Searching for extremum we compute a derivative and set it to zero:
$$\frac{\partial}{\partial \delta} \bigg(\nabla_\theta J(\theta)_{old}\delta - \frac{\lambda}{2}\delta^T F|_{\theta = \theta_{old}} \delta\bigg) = 0$$
and we get
$$0 = \nabla_\theta J(\theta)_{old} - \frac{\lambda}{2}F|_{\theta = \theta_{old}} \delta^*$$
$$\frac{\lambda}{2}F|_{\theta = \theta_{old}} \delta^* = \nabla_\theta J(\theta)_{old} $$
$$ \delta^* = \frac{2}{\lambda} F^{-1}\nabla_\theta J(\theta) $$
Which is a modified original step direction/size.

By absorbing constants into $\alpha$ our iteration update is
$$\theta_{t+1} = \theta_t + \alpha  F^{-1}\nabla_\theta J(\theta)$$

***
### Finding step size via KL threshold value $\epsilon$
Yet we still have unknown step size $\alpha$ and KL divergence threshold has be discarded during optimization.

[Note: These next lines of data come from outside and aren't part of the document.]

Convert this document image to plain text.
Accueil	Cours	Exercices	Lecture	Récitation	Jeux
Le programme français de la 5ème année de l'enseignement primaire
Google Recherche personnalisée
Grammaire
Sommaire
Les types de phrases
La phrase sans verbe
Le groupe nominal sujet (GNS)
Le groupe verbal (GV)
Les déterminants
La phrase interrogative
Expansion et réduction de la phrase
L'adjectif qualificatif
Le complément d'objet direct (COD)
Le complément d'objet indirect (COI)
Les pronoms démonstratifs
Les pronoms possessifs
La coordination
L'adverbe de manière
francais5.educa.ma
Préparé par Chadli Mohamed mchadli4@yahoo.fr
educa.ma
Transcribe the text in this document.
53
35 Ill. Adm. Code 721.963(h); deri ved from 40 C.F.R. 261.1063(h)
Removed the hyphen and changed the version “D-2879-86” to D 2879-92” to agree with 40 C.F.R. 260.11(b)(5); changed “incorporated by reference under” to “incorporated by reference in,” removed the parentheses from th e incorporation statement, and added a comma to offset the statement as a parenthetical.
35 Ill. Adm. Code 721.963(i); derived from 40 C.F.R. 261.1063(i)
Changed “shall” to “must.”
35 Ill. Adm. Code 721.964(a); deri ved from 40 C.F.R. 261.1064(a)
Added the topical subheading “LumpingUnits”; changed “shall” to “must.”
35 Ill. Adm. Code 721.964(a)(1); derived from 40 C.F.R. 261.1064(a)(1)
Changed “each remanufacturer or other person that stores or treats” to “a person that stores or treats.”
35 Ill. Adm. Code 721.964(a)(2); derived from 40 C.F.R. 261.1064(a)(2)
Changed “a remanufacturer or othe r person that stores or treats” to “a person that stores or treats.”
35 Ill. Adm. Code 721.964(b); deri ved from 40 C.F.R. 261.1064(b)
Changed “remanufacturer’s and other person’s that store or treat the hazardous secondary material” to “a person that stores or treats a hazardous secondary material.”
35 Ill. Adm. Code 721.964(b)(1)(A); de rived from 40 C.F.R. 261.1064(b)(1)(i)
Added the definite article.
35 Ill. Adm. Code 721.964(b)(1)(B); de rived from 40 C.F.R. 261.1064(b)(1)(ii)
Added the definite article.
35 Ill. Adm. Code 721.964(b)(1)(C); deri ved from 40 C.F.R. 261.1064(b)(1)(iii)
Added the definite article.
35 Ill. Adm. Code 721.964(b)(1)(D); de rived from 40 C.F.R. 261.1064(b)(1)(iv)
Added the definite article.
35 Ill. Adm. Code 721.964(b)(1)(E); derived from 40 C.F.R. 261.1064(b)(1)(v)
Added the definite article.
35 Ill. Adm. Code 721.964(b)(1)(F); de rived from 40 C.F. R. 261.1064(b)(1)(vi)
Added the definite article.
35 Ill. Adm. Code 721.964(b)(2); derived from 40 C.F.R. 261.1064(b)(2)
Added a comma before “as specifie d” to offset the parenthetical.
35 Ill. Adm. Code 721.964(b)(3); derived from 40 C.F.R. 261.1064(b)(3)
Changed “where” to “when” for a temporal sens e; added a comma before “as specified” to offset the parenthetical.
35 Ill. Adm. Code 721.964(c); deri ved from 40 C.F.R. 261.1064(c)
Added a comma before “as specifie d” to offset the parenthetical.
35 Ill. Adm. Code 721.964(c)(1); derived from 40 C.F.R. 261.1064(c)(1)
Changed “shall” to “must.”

We can retrieve step size via "normalization under the Fisher metric":
$$D_{KL}\bigg(\pi(x; \theta) ||\pi(x; \theta + \delta) \bigg) = \frac{1}{2}\delta^{*T} F \delta^* \leq \epsilon$$
$$\frac{1}{2}\delta^{*T} F \delta^* = \frac{1}{2}\bigg(\alpha  F^{-1}\nabla_\theta J(\theta)\bigg)^T F \bigg(\alpha  F^{-1}\nabla_\theta J(\theta)\bigg) \leq \epsilon$$
$$ = \frac{\alpha^2}{2} \nabla_\theta J(\theta)^T {F^{-1}}^T \cancel{F F^{-1}}\nabla_\theta J(\theta)\leq \epsilon$$
Fisher information matrix, like Hessian, is symmetric, due to second derivatives.
$$\frac{\alpha^2}{2} \nabla_\theta J(\theta)^T {F^{-1}}\nabla_\theta J(\theta)\leq \epsilon$$
At maximum ('$\leq$' $\longrightarrow$ '=' ), $\alpha$ should be 
$$\boxed{\alpha = \sqrt{\frac{2\epsilon}{\nabla J^T {F^{-1}}\nabla J}}}$$

## Final expression
If we return to short notation for gradient
$$\vec{g} = \nabla_\theta J(\theta)$$
update rule is the following
$$\theta_{t+1} = \theta_t + \sqrt{\frac{2\epsilon}{\vec{g}^T {F^{-1}} \vec{g}}} F^{-1}\vec{g}$$

## For future (see TRPO)
One can see that we use inverse of a matrix $F^{-1}\vec{g}$, which is costly to compute.

One might say that it is a solution to a problem
$$F\vec{x} = \vec{g} \rightarrow \vec{x} = F^{-1}\vec{g}$$
Then one can compute $\vec{x}$ only approximately, which will be much faster. But you will see it it TRPO method description.